Rant, rant. You can probably see where I’m going: I think measuring the Cheap can be misleading, because anything remotely worthwhile is also worth maintaining, and maintenance usually ends up being the biggest cost. The Goodness will deteriorate unless you put in that time doing the maintenance. Does this reduce your Fast score? Sure, but it’s like Oscar Wilde said: The only thing worse than maintaining is not doing maintenance. (Well, he would have, I’m sure.)

With any piece of software, it’s like this: When it’s Done – i.e. when noone is working on it anymore – it’s dead or dying. At that point, you can measure the time and money spent and say how Fast and Cheap it all was – which is useful for accounting and project management of course, but it’s not really relevant to the software, being dead – and well on its way to being replaced by a another project sometime later. Some things will take a long time find their shape, and will only end up as Good on paper, i.e. a measly one out of three. But some of those things really change the world, like the internet, the NASA space programs and the Manhattan project. (Yes, changing the world can be bad as well.) These projects require a whole new way of thinking to gel – slowly – in the heads of many brilliant people. You couldn’t have rushed setting up the internet by throwing more money at it. Most projects are obviously lesser efforts, but quality (here defined as being Good) generally does cost money, and it does take time.

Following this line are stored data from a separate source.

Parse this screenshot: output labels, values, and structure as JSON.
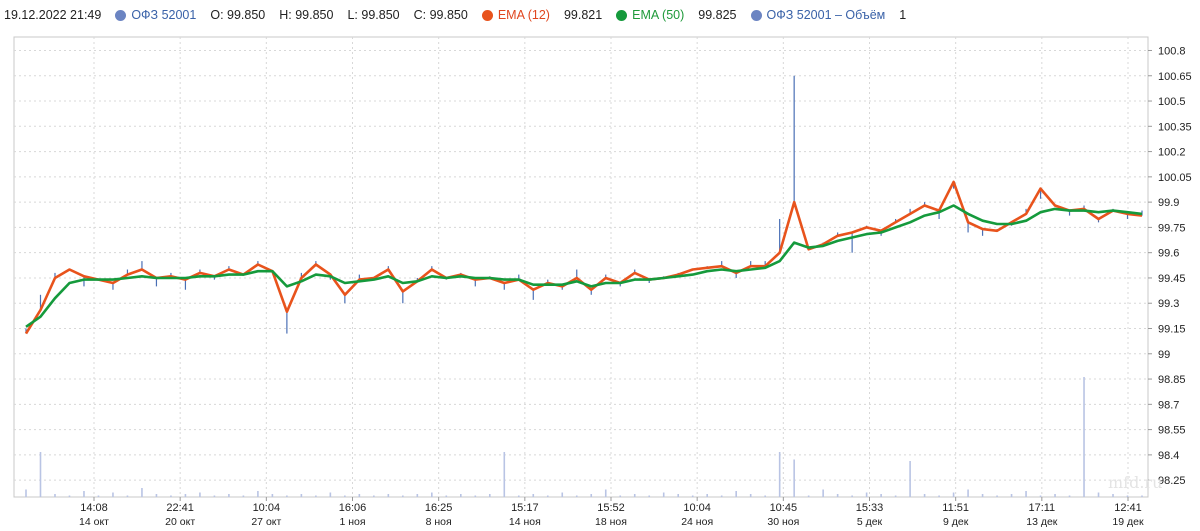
{
  "legend": {
    "date": "19.12.2022 21:49",
    "instrument": "ОФЗ 52001",
    "open": "O: 99.850",
    "high": "H: 99.850",
    "low": "L: 99.850",
    "close": "C: 99.850",
    "ema12_label": "EMA (12)",
    "ema12_value": "99.821",
    "ema50_label": "EMA (50)",
    "ema50_value": "99.825",
    "volume_label": "ОФЗ 52001 – Объём",
    "volume_value": "1"
  },
  "colors": {
    "price": "#4a6fb5",
    "ema12": "#e8531c",
    "ema50": "#159a3c",
    "volume": "#b9c4e4",
    "grid": "#d8d8d8"
  },
  "watermark": "mfd.ru",
  "chart_data": {
    "type": "line",
    "ylim": [
      98.15,
      100.88
    ],
    "yticks": [
      100.8,
      100.65,
      100.5,
      100.35,
      100.2,
      100.05,
      99.9,
      99.75,
      99.6,
      99.45,
      99.3,
      99.15,
      99,
      98.85,
      98.7,
      98.55,
      98.4,
      98.25
    ],
    "ytick_labels": [
      "100.8",
      "100.65",
      "100.5",
      "100.35",
      "100.2",
      "100.05",
      "99.9",
      "99.75",
      "99.6",
      "99.45",
      "99.3",
      "99.15",
      "99",
      "98.85",
      "98.7",
      "98.55",
      "98.4",
      "98.25"
    ],
    "x_times": [
      "14:08",
      "22:41",
      "10:04",
      "16:06",
      "16:25",
      "15:17",
      "15:52",
      "10:04",
      "10:45",
      "15:33",
      "11:51",
      "17:11",
      "12:41"
    ],
    "x_dates": [
      "14 окт",
      "20 окт",
      "27 окт",
      "1 ноя",
      "8 ноя",
      "14 ноя",
      "18 ноя",
      "24 ноя",
      "30 ноя",
      "5 дек",
      "9 дек",
      "13 дек",
      "19 дек"
    ],
    "series": [
      {
        "name": "EMA (12)",
        "values": [
          99.12,
          99.26,
          99.45,
          99.5,
          99.46,
          99.44,
          99.42,
          99.47,
          99.5,
          99.45,
          99.46,
          99.44,
          99.48,
          99.46,
          99.5,
          99.47,
          99.53,
          99.49,
          99.25,
          99.45,
          99.53,
          99.47,
          99.35,
          99.44,
          99.45,
          99.5,
          99.37,
          99.43,
          99.5,
          99.45,
          99.47,
          99.44,
          99.45,
          99.42,
          99.44,
          99.38,
          99.42,
          99.4,
          99.45,
          99.38,
          99.45,
          99.42,
          99.48,
          99.44,
          99.45,
          99.47,
          99.5,
          99.51,
          99.52,
          99.48,
          99.52,
          99.52,
          99.6,
          99.9,
          99.62,
          99.65,
          99.7,
          99.72,
          99.75,
          99.73,
          99.78,
          99.83,
          99.88,
          99.85,
          100.02,
          99.78,
          99.74,
          99.73,
          99.78,
          99.83,
          99.98,
          99.88,
          99.85,
          99.86,
          99.8,
          99.85,
          99.83,
          99.82
        ]
      },
      {
        "name": "EMA (50)",
        "values": [
          99.16,
          99.22,
          99.33,
          99.42,
          99.44,
          99.44,
          99.44,
          99.45,
          99.46,
          99.45,
          99.45,
          99.45,
          99.46,
          99.46,
          99.47,
          99.47,
          99.49,
          99.49,
          99.4,
          99.43,
          99.47,
          99.46,
          99.42,
          99.43,
          99.44,
          99.46,
          99.42,
          99.43,
          99.46,
          99.45,
          99.46,
          99.45,
          99.45,
          99.44,
          99.44,
          99.41,
          99.41,
          99.41,
          99.43,
          99.4,
          99.42,
          99.42,
          99.44,
          99.44,
          99.45,
          99.46,
          99.47,
          99.49,
          99.5,
          99.49,
          99.5,
          99.51,
          99.55,
          99.66,
          99.63,
          99.64,
          99.67,
          99.69,
          99.71,
          99.72,
          99.75,
          99.78,
          99.82,
          99.84,
          99.88,
          99.83,
          99.79,
          99.77,
          99.77,
          99.79,
          99.84,
          99.86,
          99.85,
          99.85,
          99.84,
          99.85,
          99.84,
          99.83
        ]
      },
      {
        "name": "ОФЗ 52001",
        "values": [
          99.15,
          99.35,
          99.48,
          99.5,
          99.4,
          99.44,
          99.38,
          99.5,
          99.55,
          99.4,
          99.48,
          99.38,
          99.5,
          99.44,
          99.52,
          99.47,
          99.55,
          99.48,
          99.12,
          99.48,
          99.55,
          99.44,
          99.3,
          99.47,
          99.45,
          99.52,
          99.3,
          99.45,
          99.52,
          99.44,
          99.48,
          99.4,
          99.46,
          99.38,
          99.47,
          99.32,
          99.44,
          99.38,
          99.5,
          99.35,
          99.47,
          99.4,
          99.5,
          99.42,
          99.46,
          99.48,
          99.5,
          99.52,
          99.55,
          99.45,
          99.55,
          99.55,
          99.8,
          100.65,
          99.62,
          99.66,
          99.72,
          99.6,
          99.76,
          99.7,
          99.8,
          99.86,
          99.9,
          99.8,
          99.98,
          99.72,
          99.7,
          99.74,
          99.76,
          99.86,
          99.92,
          99.88,
          99.82,
          99.88,
          99.78,
          99.86,
          99.8,
          99.85
        ]
      },
      {
        "name": "ОФЗ 52001 – Объём",
        "values": [
          0.05,
          0.3,
          0.02,
          0.01,
          0.04,
          0.01,
          0.03,
          0.01,
          0.06,
          0.02,
          0.01,
          0.02,
          0.03,
          0.01,
          0.02,
          0.01,
          0.04,
          0.02,
          0.01,
          0.02,
          0.01,
          0.03,
          0.01,
          0.02,
          0.01,
          0.02,
          0.01,
          0.02,
          0.03,
          0.01,
          0.02,
          0.01,
          0.02,
          0.3,
          0.01,
          0.02,
          0.01,
          0.03,
          0.01,
          0.02,
          0.05,
          0.01,
          0.02,
          0.01,
          0.03,
          0.02,
          0.01,
          0.02,
          0.01,
          0.04,
          0.02,
          0.01,
          0.3,
          0.25,
          0.01,
          0.05,
          0.02,
          0.01,
          0.03,
          0.02,
          0.01,
          0.24,
          0.02,
          0.01,
          0.03,
          0.05,
          0.02,
          0.01,
          0.02,
          0.04,
          0.01,
          0.02,
          0.01,
          0.8,
          0.03,
          0.02,
          0.01,
          0.01
        ]
      }
    ]
  }
}
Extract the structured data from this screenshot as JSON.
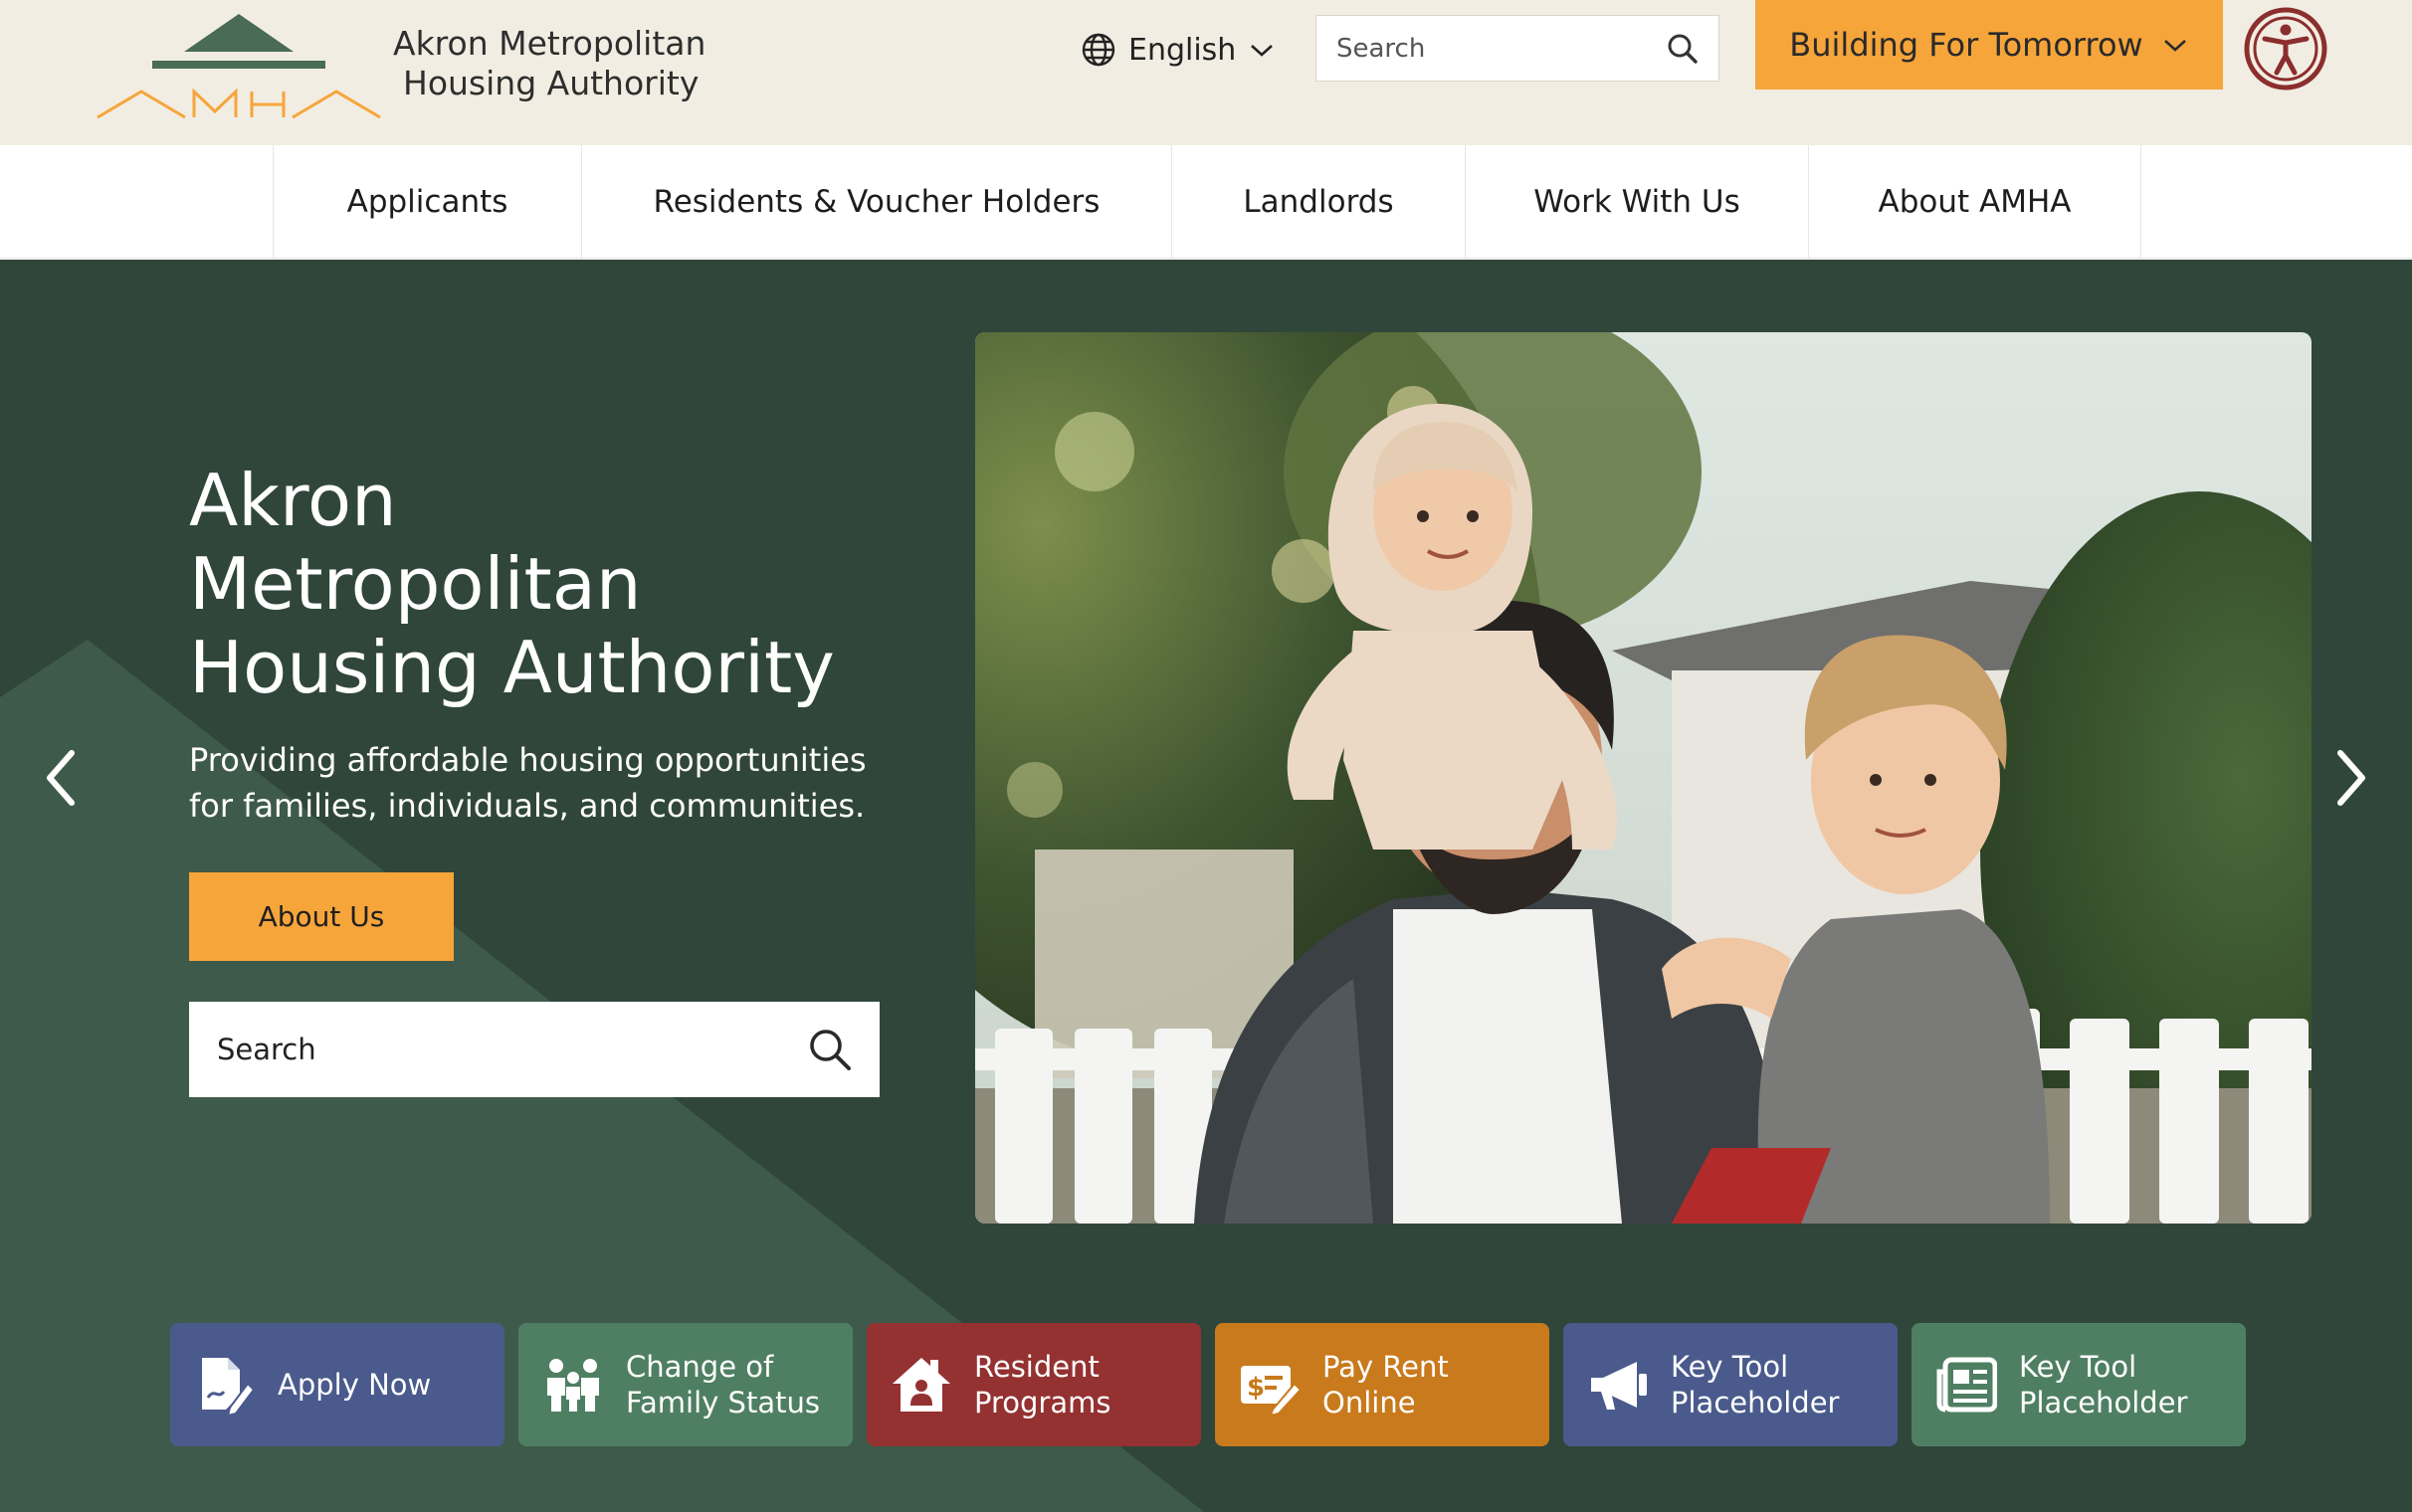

Turning the tables completely on the whole question and flipping the polemics switch, we can phrase it like this: Unless it is actively burning time and money right now, it can’t be all that Good anymore, so forget about the whole thing being fast and cheap. Those are operational parameters that can be more sensibly applied to the day-to-day business of maintaining of the ever-important Goodness. Can we change this? Can we add that? If yes, and fast, you’re good. That’s a bit crudely put, but the polemics switch was on, after all.

If this little (but really simply syndicated) rant seems somehow familiar, it may be due to a high content of well-established, non-controversial truthism, but possibly also because you read my very similar Answer to a Question on LinkedIn.